Esistono poi due categorie principali di composti potenzialmente tossici a cui sono maggiormente esposti gli individui che intraprendono una dieta senza glutine: i metalli pensanti quali piombo, cadmio, mercurio e arsenico (contenuti maggiormente in pesce e riso) e, gli enzimi usati come additivi alimentari nei prodotti senza glutine trasformati (es. la transglutaminasi microbica mTg imita in modo funzionale l’autoantigene del CD, vale a dire la transglutaminasi tissutale).
Uno studio recente, ha dimostrato che le persone che seguono un regime dietetico privo di glutine, compresi i pazienti non celiaci, hanno aumentato i livelli urinari di arsenico e livelli ematici di mercurio, piombo e cadmio rispetto alle persone che consumano glutine. Poiché la maggior parte dei consumatori del senza glutine oggi, sono persone non celiache, questi risultati attribuiscono l’accumulo di metalli pesanti tossici alla dieta restrittiva del glutine, piuttosto che alla celiachia stessa.

Un motivo in più per evitare la moda “fashionista” senza glutine.
L’eliminazione del glutine dalle proprie abitudini alimentari, causa inoltre alterazioni del microbiota, protagonista indiscusso di svariate ricerche scientifiche e che assume un ruolo sempre più importante nel mantenimento dello stato di salute umana.
Uno studio ha riportato che su individui sani, senza morbo celiaco o sensibilità al glutine riconosciuta, l’astensione dal glutine, da sola, ha creato un ambiente gastrointestinale pro-infiammatorio il 100% delle volte.

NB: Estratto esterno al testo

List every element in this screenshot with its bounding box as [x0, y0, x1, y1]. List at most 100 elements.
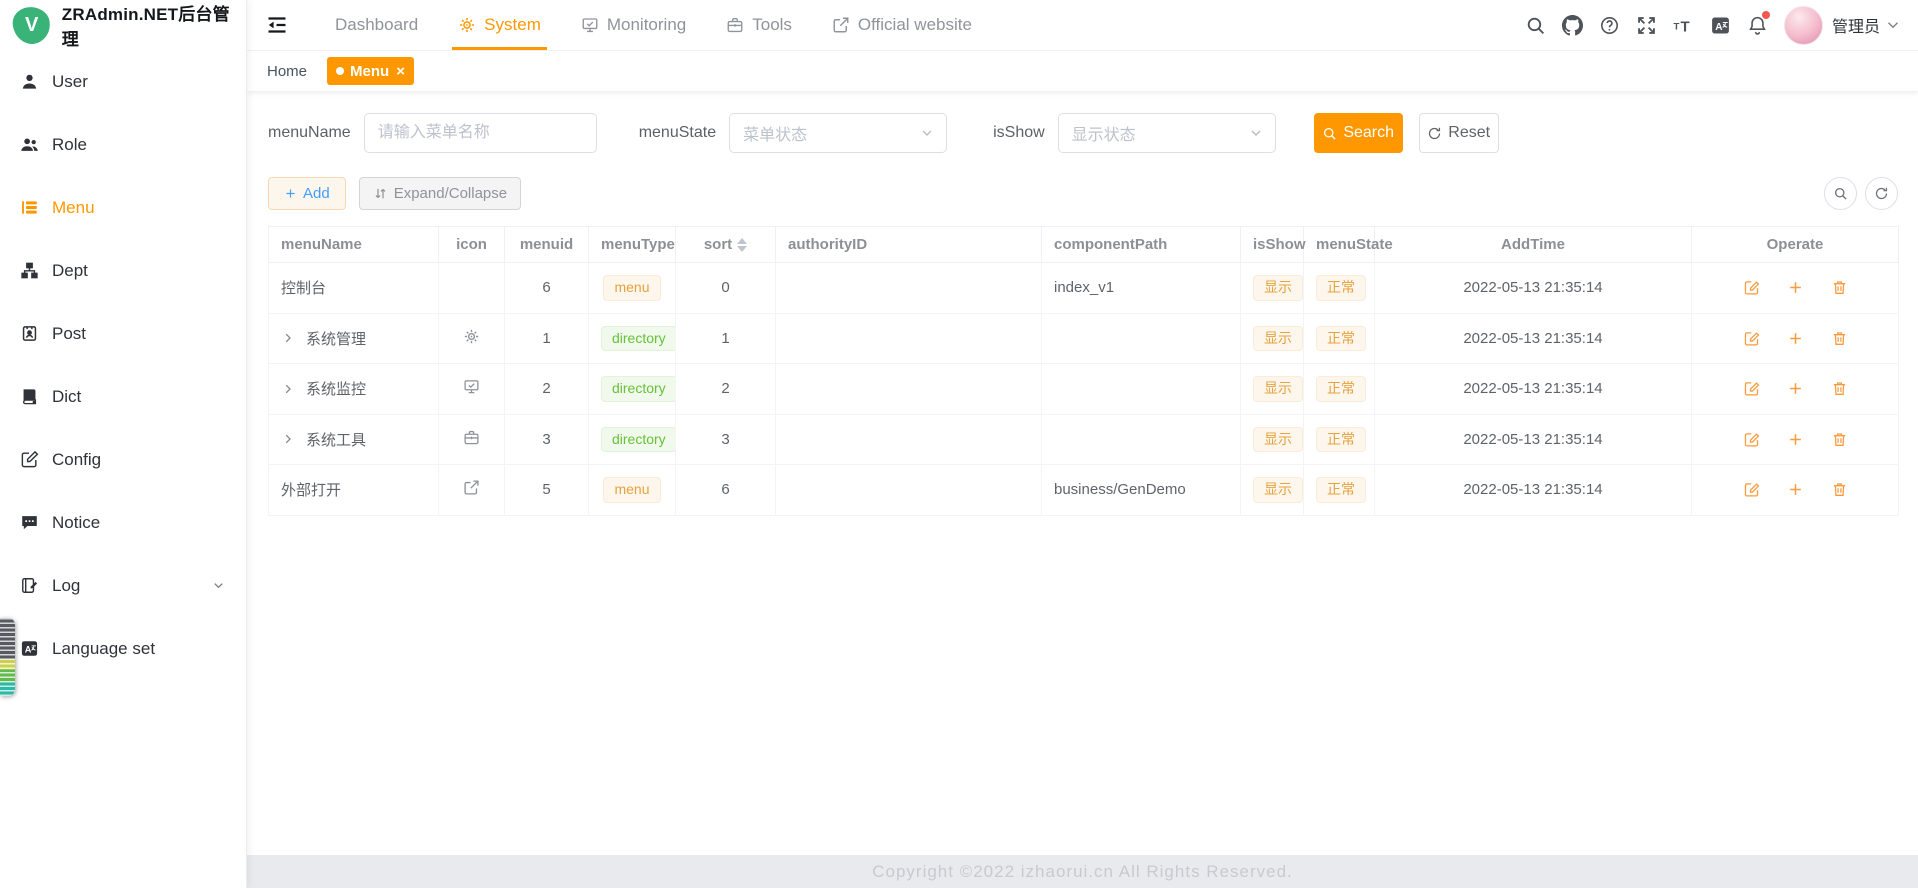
tab-home[interactable]: Home — [267, 57, 307, 85]
top-navbar: DashboardSystemMonitoringToolsOfficial w… — [247, 0, 1918, 51]
nav-item-tools[interactable]: Tools — [706, 0, 812, 50]
is-show-select[interactable]: 显示状态 — [1058, 113, 1276, 153]
minimized-widget-handle[interactable] — [0, 618, 15, 696]
delete-row-button[interactable] — [1831, 380, 1848, 397]
collapse-sidebar-icon[interactable] — [265, 13, 289, 37]
cell-isShow: 显示 — [1241, 465, 1304, 516]
nav-item-monitoring[interactable]: Monitoring — [561, 0, 706, 50]
language-icon: A — [20, 639, 39, 658]
cell-AddTime: 2022-05-13 21:35:14 — [1375, 364, 1692, 415]
table-header-row: menuNameiconmenuidmenuTypesortauthorityI… — [269, 227, 1899, 263]
cell-Operate — [1692, 414, 1899, 465]
edit-row-button[interactable] — [1743, 330, 1760, 347]
plus-icon — [1787, 330, 1804, 347]
nav-item-dashboard[interactable]: Dashboard — [315, 0, 438, 50]
column-header-label: Operate — [1767, 236, 1824, 253]
close-tab-icon[interactable]: × — [396, 64, 405, 79]
menu-state-tag: 正常 — [1316, 326, 1366, 352]
delete-row-button[interactable] — [1831, 279, 1848, 296]
font-size-icon-button[interactable]: TT — [1665, 0, 1702, 50]
sidebar-item-user[interactable]: User — [0, 50, 246, 113]
user-icon — [20, 72, 39, 91]
cell-menuType: menu — [589, 465, 676, 516]
delete-row-button[interactable] — [1831, 431, 1848, 448]
cell-menuid: 6 — [505, 263, 589, 314]
add-child-button[interactable] — [1787, 481, 1804, 498]
external-link-icon — [463, 479, 480, 496]
menu-id: 6 — [542, 279, 550, 296]
reset-button[interactable]: Reset — [1419, 113, 1499, 153]
delete-row-button[interactable] — [1831, 481, 1848, 498]
language-icon-button[interactable]: A — [1702, 0, 1739, 50]
column-header-sort[interactable]: sort — [676, 227, 776, 263]
fullscreen-icon — [1636, 15, 1657, 36]
menu-state-tag: 正常 — [1316, 427, 1366, 453]
table-toolbar: Add Expand/Collapse — [268, 177, 1898, 210]
github-icon-button[interactable] — [1554, 0, 1591, 50]
language-icon: A — [1710, 15, 1731, 36]
cell-componentPath — [1042, 414, 1241, 465]
sidebar-item-language-set[interactable]: ALanguage set — [0, 617, 246, 680]
avatar[interactable] — [1784, 6, 1823, 45]
edit-row-button[interactable] — [1743, 431, 1760, 448]
search-icon-button[interactable] — [1517, 0, 1554, 50]
menu-state-select[interactable]: 菜单状态 — [729, 113, 947, 153]
sidebar-item-dict[interactable]: Dict — [0, 365, 246, 428]
tab-menu[interactable]: Menu × — [327, 57, 414, 85]
add-button-label: Add — [303, 185, 330, 202]
edit-icon — [1743, 481, 1760, 498]
expand-row-icon[interactable] — [281, 331, 295, 345]
fullscreen-icon-button[interactable] — [1628, 0, 1665, 50]
sidebar-item-log[interactable]: Log — [0, 554, 246, 617]
nav-item-official-website[interactable]: Official website — [812, 0, 992, 50]
plus-icon — [1787, 279, 1804, 296]
edit-row-button[interactable] — [1743, 279, 1760, 296]
sidebar-item-notice[interactable]: Notice — [0, 491, 246, 554]
cell-authorityID — [776, 414, 1042, 465]
nav-item-system[interactable]: System — [438, 0, 561, 50]
edit-row-button[interactable] — [1743, 380, 1760, 397]
add-button[interactable]: Add — [268, 177, 346, 210]
cell-menuType: directory — [589, 313, 676, 364]
sidebar-item-menu[interactable]: Menu — [0, 176, 246, 239]
chevron-down-icon[interactable] — [1884, 16, 1902, 34]
sidebar-item-post[interactable]: Post — [0, 302, 246, 365]
add-child-button[interactable] — [1787, 279, 1804, 296]
add-time: 2022-05-13 21:35:14 — [1463, 481, 1602, 498]
delete-row-button[interactable] — [1831, 330, 1848, 347]
help-icon-button[interactable] — [1591, 0, 1628, 50]
sort-arrows-icon — [373, 186, 388, 201]
menu-name-input[interactable] — [364, 113, 597, 153]
app-logo[interactable]: V ZRAdmin.NET后台管理 — [0, 0, 246, 50]
tab-label: Menu — [350, 63, 389, 80]
sort-caret-icon[interactable] — [737, 238, 747, 252]
expand-collapse-button[interactable]: Expand/Collapse — [359, 177, 521, 210]
column-header-isShow: isShow — [1241, 227, 1304, 263]
refresh-table-button[interactable] — [1865, 177, 1898, 210]
expand-row-icon[interactable] — [281, 432, 295, 446]
cell-menuState: 正常 — [1304, 364, 1375, 415]
cell-menuType: directory — [589, 414, 676, 465]
toggle-search-button[interactable] — [1824, 177, 1857, 210]
cell-componentPath — [1042, 364, 1241, 415]
active-tab-dot — [336, 67, 344, 75]
add-child-button[interactable] — [1787, 330, 1804, 347]
search-icon — [1322, 126, 1337, 141]
sidebar-item-config[interactable]: Config — [0, 428, 246, 491]
refresh-icon — [1874, 186, 1889, 201]
edit-row-button[interactable] — [1743, 481, 1760, 498]
notification-bell-icon-button[interactable] — [1739, 0, 1776, 50]
gear-icon — [463, 328, 480, 345]
menu-name: 系统工具 — [306, 429, 366, 450]
sidebar-item-dept[interactable]: Dept — [0, 239, 246, 302]
cell-icon — [439, 465, 505, 516]
cell-menuState: 正常 — [1304, 465, 1375, 516]
add-child-button[interactable] — [1787, 431, 1804, 448]
sidebar-item-role[interactable]: Role — [0, 113, 246, 176]
external-link-icon — [832, 16, 850, 34]
column-header-componentPath: componentPath — [1042, 227, 1241, 263]
expand-row-icon[interactable] — [281, 382, 295, 396]
search-button[interactable]: Search — [1314, 113, 1403, 153]
add-child-button[interactable] — [1787, 380, 1804, 397]
menu-type-tag: directory — [601, 376, 676, 402]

I ricercatori hanno concluso che: quando gli individui interrompono il consumo di grano, l’assunzione ridotta di polisaccaridi (prebiotici) crea uno spostamento nella diversità del microbioma intestinale, verso una popolazione patogena, riducendo così la competenza del ruolo immunomodulatore del microbioma. Considerando che il grano fornisce il 78% e l’orzo il 3%, insieme l’81% di oligofruttosio e inulina un regime gluten-free non guidato, che non sostituisce intenzionalmente questi prebiotici, corre il rischio di creare uno stato di “fame” per i probiotici residenti, che muoiono, creando un ambiente pro-infiammatorio.
Attualmente, il grano è il cereale più coltivato al mondo e nei paesi temperati, fornisce circa il 50% dell’apporto calorico totale, nonché sostanze di notevole importanza per il mantenimento di un buono stato di salute, quali fibre alimentari, vitamine del gruppo B (B1, B2, B3, B6, B9) e micronutrienti minerali, in particolare ferro, zinco e selenio.
Riassumendo, la dieta senza glutine è l’unica terapia dimostrata per la celiachia. Tuttavia i prodotti GF soffrono di alcune limitazioni ed effetti collaterali.

Limitare quindi l’assunzione di grano, senza il supporto guidato di un dietista, nutrizionista o di un medico, può avere gravi conseguenze per la salute, relative alla mancata assunzione di nutrienti essenziali e altri componenti benefici, inoltre la restrizione del glutine deve essere accompagnata da alimenti più sani aumentando l’assunzione di pseudo – cereali, frutta e verdura ricche di polifenoli, incoraggiando cibi naturalmente Gluten Free, per ricostruire un non equilibrato microbioma infiammatorio e per evitare la tossicità di prolamine alternative non contenenti glutine.